My thoughts in the last few days have turned increasingly towards Europe and, strangely enough, it has nothing to do with the summer holidays and me doing my bit to help shrink the European Union’s wine lake.
Today’s European elections have led, once again, to a debate about the merits of British membership of the European Union (EU). Frankly, although I would regard myself as moderately pro-European, I’m now getting bored of trying to defend the EU when it does so little to defend itself.
Did you know, for example, that the West Midlands has secured £575m in European Structural Funds that has been allocated to more than 400 projects across the region in the last six years? Were you aware that the European Social Fund has given more than £316m for West Midlands projects to support education and training to combat long term unemployment?
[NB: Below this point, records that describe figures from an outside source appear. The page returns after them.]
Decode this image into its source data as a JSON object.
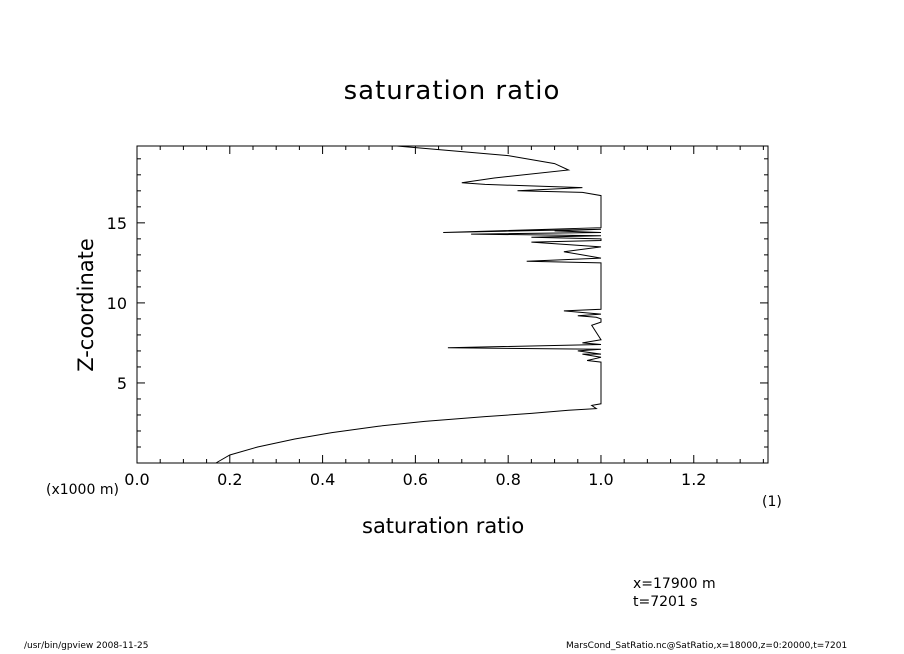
{
  "chart_data": {
    "type": "line",
    "title": "saturation ratio",
    "xlabel": "saturation ratio",
    "ylabel": "Z-coordinate",
    "y_unit": "(x1000 m)",
    "x_unit": "(1)",
    "xlim": [
      0,
      1.36
    ],
    "ylim": [
      0,
      19.8
    ],
    "x_ticks": [
      "0.0",
      "0.2",
      "0.4",
      "0.6",
      "0.8",
      "1.0",
      "1.2"
    ],
    "y_ticks": [
      "5",
      "10",
      "15"
    ],
    "x_tick_values": [
      0,
      0.2,
      0.4,
      0.6,
      0.8,
      1.0,
      1.2
    ],
    "y_tick_values": [
      5,
      10,
      15
    ],
    "series": [
      {
        "x": [
          0.17,
          0.2,
          0.26,
          0.34,
          0.42,
          0.52,
          0.62,
          0.75,
          0.85,
          0.93,
          0.99,
          0.98,
          1.0,
          1.0,
          1.0,
          0.97,
          1.0,
          0.96,
          1.0,
          0.95,
          1.0,
          0.67,
          1.0,
          0.96,
          1.0,
          0.98,
          1.0,
          1.0,
          0.99,
          0.95,
          1.0,
          0.92,
          1.0,
          1.0,
          1.0,
          0.84,
          1.0,
          0.92,
          1.0,
          0.85,
          1.0,
          1.0,
          0.85,
          1.0,
          0.72,
          1.0,
          0.9,
          1.0,
          0.66,
          1.0,
          1.0,
          0.96,
          0.82,
          0.96,
          0.75,
          0.7,
          0.77,
          0.93,
          0.9,
          0.8,
          0.56
        ],
        "y": [
          0.0,
          0.5,
          1.0,
          1.5,
          1.9,
          2.3,
          2.6,
          2.9,
          3.1,
          3.3,
          3.4,
          3.6,
          3.7,
          6.0,
          6.3,
          6.4,
          6.6,
          6.8,
          6.8,
          7.0,
          7.1,
          7.2,
          7.4,
          7.5,
          7.7,
          8.6,
          8.8,
          9.0,
          9.1,
          9.2,
          9.3,
          9.5,
          9.6,
          12.4,
          12.5,
          12.6,
          12.8,
          13.2,
          13.5,
          13.8,
          13.9,
          14.0,
          14.1,
          14.2,
          14.3,
          14.4,
          14.5,
          14.6,
          14.4,
          14.7,
          16.7,
          16.9,
          17.0,
          17.2,
          17.4,
          17.5,
          17.8,
          18.3,
          18.7,
          19.2,
          19.8
        ]
      }
    ]
  },
  "info": {
    "position": "x=17900 m",
    "time": "t=7201 s"
  },
  "footer": {
    "left": "/usr/bin/gpview   2008-11-25",
    "right": "MarsCond_SatRatio.nc@SatRatio,x=18000,z=0:20000,t=7201"
  }
}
Would you like to know about some of the projects that this money has been spent on in our region? Well, so would I.
Now it may be that I’m a particularly hopeless Google searcher, but I cannot find a single case study or press release on the internet to help explain how EU money has helped the West Midlands. I know it’s been spent, but I cannot find out where it’s been spent and what the effects are.
This communication vacuum is a godsend to the UK Independence Party and anti-EU activists in the mainstream parties and media, allowing them to redirect the debate towards alleged corruption and bureaucracy. The Sun screaming that “MEPs are all millionaires in five years” is a case in point.
On Sunday, when the results become known, it is likely that fringe parties like UKIP, who advocate total withdrawal from the EU, will make big gains. EU Commissioners will be heard, once again, to complain that all the British really want is a vast free trade area, on the lines of the original Treaty of Rome, and are not interested in closer economic and political integration.
My answer to that is: if you don’t communicate with people you cannot expect their support.